A un año del inicio de la Operación Catatumbo, el Ejército Nacional reporta avances en su estrategia de presencia permanente en el nororiente del país, con el objetivo de proteger a la población civil y contrarrestar el accionar de grupos armados ilegales. Sin embargo, en varios de los 13 municipios que conforman esta región de Norte de Santander, persisten situaciones de confinamiento y control territorial por parte de estructuras criminales.
Aunque el despliegue militar ha sido significativo —más de 11.200 soldados de la Segunda División, con apoyo de fuerzas especiales, aviación y movilidad terrestre—, líderes sociales y organizaciones humanitarias advierten que el abandono estatal sigue siendo una constante, lo que ha permitido que guerrillas como el ELN y disidencias de las FARC mantengan presencia activa en zonas rurales. A estos actores se han sumado otros grupos delincuenciales que disputan el control de economías ilícitas, especialmente el narcotráfico.
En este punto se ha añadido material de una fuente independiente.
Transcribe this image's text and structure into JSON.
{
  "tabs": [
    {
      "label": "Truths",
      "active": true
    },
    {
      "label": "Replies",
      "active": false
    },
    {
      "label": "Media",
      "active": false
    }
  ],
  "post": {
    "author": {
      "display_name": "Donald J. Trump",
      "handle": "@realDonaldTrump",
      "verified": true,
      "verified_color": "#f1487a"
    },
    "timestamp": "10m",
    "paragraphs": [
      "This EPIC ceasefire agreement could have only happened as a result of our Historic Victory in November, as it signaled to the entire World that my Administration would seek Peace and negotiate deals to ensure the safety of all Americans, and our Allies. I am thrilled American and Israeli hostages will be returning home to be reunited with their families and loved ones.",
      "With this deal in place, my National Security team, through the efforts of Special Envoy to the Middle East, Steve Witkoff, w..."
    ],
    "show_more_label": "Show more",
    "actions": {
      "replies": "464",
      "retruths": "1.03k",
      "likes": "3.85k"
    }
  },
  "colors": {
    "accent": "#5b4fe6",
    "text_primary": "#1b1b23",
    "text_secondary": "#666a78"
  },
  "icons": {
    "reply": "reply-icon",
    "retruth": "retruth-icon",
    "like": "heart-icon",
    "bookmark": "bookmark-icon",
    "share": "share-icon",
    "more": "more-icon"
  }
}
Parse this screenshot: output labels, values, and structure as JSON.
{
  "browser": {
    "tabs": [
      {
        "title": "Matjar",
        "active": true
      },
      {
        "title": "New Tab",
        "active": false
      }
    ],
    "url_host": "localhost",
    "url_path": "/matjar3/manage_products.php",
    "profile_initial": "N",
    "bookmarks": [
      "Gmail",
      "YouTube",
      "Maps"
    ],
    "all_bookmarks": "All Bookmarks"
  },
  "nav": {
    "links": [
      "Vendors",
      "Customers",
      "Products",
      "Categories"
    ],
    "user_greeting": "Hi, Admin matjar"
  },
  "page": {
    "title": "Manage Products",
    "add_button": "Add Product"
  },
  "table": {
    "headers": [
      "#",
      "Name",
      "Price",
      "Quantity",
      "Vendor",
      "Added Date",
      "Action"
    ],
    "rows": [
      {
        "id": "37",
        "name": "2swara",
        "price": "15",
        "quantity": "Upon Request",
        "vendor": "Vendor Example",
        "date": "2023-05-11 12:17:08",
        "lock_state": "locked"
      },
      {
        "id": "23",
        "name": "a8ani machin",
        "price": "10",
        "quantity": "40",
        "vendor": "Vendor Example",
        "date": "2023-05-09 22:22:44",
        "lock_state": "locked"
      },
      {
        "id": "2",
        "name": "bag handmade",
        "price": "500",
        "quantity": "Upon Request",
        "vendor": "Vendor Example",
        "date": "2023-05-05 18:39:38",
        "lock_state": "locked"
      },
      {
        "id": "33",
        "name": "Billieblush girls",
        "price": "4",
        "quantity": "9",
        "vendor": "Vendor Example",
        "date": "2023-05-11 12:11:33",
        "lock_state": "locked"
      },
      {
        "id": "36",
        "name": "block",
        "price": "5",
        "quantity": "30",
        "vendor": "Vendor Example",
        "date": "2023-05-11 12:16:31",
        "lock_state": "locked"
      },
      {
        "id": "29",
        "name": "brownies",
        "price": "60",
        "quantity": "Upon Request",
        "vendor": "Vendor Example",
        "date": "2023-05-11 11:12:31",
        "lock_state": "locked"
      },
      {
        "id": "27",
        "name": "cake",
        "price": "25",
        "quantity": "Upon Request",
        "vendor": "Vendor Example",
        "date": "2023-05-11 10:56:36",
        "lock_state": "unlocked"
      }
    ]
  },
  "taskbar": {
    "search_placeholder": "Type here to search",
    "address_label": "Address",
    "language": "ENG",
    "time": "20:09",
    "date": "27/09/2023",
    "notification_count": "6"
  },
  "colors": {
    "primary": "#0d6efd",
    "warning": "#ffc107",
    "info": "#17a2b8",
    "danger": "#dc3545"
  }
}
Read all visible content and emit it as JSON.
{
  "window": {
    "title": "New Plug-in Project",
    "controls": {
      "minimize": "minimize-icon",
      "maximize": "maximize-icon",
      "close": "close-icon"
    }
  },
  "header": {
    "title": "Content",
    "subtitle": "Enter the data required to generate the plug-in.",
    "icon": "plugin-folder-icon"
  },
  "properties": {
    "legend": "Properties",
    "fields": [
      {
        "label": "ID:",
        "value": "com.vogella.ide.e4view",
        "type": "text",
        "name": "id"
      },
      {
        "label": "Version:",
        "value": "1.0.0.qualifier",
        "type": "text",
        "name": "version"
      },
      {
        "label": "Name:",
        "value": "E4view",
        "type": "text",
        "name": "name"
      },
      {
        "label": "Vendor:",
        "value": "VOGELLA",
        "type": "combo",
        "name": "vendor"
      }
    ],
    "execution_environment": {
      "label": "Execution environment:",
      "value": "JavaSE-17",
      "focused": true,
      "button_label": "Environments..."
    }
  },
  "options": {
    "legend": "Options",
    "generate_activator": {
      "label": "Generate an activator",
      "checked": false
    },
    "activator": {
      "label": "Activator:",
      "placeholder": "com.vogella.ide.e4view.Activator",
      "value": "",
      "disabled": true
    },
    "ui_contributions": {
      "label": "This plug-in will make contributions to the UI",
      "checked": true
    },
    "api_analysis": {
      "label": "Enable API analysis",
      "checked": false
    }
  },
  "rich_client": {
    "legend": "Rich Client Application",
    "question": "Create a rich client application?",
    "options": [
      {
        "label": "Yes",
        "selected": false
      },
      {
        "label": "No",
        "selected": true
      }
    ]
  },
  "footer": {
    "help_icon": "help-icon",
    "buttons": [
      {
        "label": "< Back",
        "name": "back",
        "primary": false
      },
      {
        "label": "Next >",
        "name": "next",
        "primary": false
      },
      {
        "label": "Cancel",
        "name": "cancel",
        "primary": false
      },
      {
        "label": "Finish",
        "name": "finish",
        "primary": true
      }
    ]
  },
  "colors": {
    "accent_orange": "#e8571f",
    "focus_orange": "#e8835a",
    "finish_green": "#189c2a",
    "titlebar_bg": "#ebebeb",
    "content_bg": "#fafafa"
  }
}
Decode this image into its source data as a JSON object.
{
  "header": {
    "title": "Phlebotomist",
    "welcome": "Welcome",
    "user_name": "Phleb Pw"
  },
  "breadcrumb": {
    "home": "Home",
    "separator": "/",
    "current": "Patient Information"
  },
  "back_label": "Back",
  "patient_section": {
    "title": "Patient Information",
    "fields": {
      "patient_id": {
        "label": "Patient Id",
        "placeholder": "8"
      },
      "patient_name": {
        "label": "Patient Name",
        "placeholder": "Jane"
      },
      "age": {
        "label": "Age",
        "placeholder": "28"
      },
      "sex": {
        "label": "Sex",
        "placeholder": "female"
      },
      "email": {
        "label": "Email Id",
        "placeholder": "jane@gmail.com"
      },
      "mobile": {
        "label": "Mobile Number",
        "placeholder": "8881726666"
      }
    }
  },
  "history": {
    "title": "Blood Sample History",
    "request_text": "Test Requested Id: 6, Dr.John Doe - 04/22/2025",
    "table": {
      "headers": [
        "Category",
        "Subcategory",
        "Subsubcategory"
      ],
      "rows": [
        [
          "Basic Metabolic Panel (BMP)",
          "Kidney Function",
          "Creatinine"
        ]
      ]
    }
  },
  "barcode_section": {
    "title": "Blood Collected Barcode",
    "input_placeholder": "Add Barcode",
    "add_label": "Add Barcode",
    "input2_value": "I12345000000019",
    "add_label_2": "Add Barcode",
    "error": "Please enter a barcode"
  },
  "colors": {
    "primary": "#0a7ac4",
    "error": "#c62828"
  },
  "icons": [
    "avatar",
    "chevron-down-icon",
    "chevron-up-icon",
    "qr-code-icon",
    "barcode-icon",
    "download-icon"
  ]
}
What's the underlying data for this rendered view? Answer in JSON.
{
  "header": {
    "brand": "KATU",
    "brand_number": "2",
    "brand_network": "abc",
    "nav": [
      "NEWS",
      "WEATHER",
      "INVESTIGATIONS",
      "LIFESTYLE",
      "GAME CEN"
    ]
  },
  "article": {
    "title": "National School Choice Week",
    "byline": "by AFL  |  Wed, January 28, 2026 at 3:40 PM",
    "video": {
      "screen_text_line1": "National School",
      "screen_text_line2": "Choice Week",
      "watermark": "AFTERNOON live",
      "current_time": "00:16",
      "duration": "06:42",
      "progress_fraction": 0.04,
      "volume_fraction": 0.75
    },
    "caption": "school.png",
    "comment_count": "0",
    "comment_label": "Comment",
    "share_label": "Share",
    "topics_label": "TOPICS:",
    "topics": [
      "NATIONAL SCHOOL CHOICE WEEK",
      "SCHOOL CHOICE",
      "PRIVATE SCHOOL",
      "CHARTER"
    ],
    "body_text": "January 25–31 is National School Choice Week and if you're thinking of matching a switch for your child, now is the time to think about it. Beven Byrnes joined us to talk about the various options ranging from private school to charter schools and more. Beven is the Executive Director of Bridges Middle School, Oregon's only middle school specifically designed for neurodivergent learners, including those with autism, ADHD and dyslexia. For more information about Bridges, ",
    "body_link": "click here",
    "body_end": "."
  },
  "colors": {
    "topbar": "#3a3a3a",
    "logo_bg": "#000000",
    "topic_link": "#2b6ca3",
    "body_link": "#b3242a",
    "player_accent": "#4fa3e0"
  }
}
Según cifras oficiales, en estos doce meses se han evacuado 3.633 personas, entre ellas 57 firmantes del Acuerdo de Paz. También se entregaron 352,5 toneladas de ayuda humanitaria, se recuperaron 42 menores de edad y se logró la desmovilización de 161 integrantes de estructuras armadas ilegales. Además, se reporta la captura de 167 personas señaladas de afectar a la población civil.
En el componente operacional, la Fuerza Pública ha incautado 178 armas cortas, 161 armas largas, 62.544 municiones, 6 drones y más de 3.200 kilos de explosivos. También se neutralizaron 2.514 artefactos explosivos improvisados y 737 minas antipersona. En cuanto al narcotráfico, se decomisaron más de 39 toneladas de clorhidrato de cocaína, con un impacto económico estimado en 208 mil millones de pesos.
Pese a estos resultados, el panorama en el Catatumbo sigue siendo complejo. Comunidades campesinas e indígenas denuncian restricciones a la movilidad, amenazas y presencia armada en sus territorios. La acción militar, aunque constante, no ha sido suficiente para garantizar condiciones plenas de seguridad ni para restablecer la institucionalidad en zonas históricamente marginadas.
El Ejército ha reiterado su compromiso de mantener la presión operacional y el acompañamiento a la población, en coordinación con otras fuerzas del Estado y bajo el respeto al Derecho Internacional Humanitario. No obstante, voces desde el territorio insisten en que la seguridad duradera solo será posible con inversión social, presencia institucional efectiva y garantías reales para la vida.